A decorated U.S. Marine arrested by federal and local authorities for anti-government postings on Facebook will have his day in court.

Rutherford Institute founder John Whitehead tells OneNewsNow that Brandon Raub posted controversial song lyrics and political opinions on Facebook, then found FBI, Secret Service agents and local police swarming his Virginia home on August 16, 2012.

Whitehead found out, called the police station and got a response.

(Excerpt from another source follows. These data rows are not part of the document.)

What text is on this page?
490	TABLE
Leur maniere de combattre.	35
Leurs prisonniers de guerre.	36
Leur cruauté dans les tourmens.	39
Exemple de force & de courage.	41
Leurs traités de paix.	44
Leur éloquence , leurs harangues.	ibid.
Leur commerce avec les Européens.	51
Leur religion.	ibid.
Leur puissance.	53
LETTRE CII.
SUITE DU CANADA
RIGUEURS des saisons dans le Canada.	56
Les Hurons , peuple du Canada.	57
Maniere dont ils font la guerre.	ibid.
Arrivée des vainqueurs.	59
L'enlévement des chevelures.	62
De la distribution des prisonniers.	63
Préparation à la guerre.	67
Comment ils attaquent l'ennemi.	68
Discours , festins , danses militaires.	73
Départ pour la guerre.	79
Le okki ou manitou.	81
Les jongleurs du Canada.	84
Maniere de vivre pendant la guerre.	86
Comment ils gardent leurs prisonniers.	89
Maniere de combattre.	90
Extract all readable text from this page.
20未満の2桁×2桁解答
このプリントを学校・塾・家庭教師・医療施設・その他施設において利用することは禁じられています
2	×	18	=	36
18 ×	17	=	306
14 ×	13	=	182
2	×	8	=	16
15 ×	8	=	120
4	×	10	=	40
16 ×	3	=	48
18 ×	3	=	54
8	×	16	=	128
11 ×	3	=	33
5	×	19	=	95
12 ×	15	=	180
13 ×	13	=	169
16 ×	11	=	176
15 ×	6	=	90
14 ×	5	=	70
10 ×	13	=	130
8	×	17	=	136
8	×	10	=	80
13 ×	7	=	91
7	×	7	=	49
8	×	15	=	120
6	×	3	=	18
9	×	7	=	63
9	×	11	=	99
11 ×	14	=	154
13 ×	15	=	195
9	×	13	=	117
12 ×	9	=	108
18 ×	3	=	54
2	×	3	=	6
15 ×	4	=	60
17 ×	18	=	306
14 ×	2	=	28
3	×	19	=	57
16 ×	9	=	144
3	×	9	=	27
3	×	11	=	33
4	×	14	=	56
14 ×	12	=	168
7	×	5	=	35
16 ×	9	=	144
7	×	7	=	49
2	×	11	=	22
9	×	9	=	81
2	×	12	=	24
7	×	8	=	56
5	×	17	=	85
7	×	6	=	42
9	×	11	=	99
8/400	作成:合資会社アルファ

“They said, ‘Oh, he's committed no crime. We just don't like him. We're concerned about his Facebook posts.’ He was eventually put in a mental hospital,” Whitehead recalls. “We sued and got him out.”

Whitehead says Rutherford has sued the federal government, claiming it violated Raub’s First Amendment right to free speech and his Fourth Amendment right to unreasonable search and seizure.

The federal government has asked to have the Rutherford’s lawsuit dismissed, but a federal judge ruled August 2 that he sees constitutional questions that need to be answered. So the case will go to federal court.

A story about the lawsuit by the Richmond Times-Dispatch reports that Raub was released seven days after he was arrested, when a circuit court judge ruled that the paperwork ordering his detainment was “faulty.”

The same story reports that U.S. District Judge Henry E. Hudson is allowing Rutherford to demand what information federal and local authorities knew about their client before he was detained for a mental evaluation.

The newspaper story noted:

Much of the information about Raub’s alleged mental condition was developed after his arrest and emergency mental assessment, but Hudson notes in the opinion that “there is no indication that any defendant was aware of the specific contents of (emails and statements Raub was making) before Raub’s arrest."

Whitehead also alleges his client was thrown into a fence by a police officer, and his back was lacerated.

“He asked to have the wounds cleaned, but they threw a shirt on his back and it actually stuck to the blood on his back,” says Whitehead.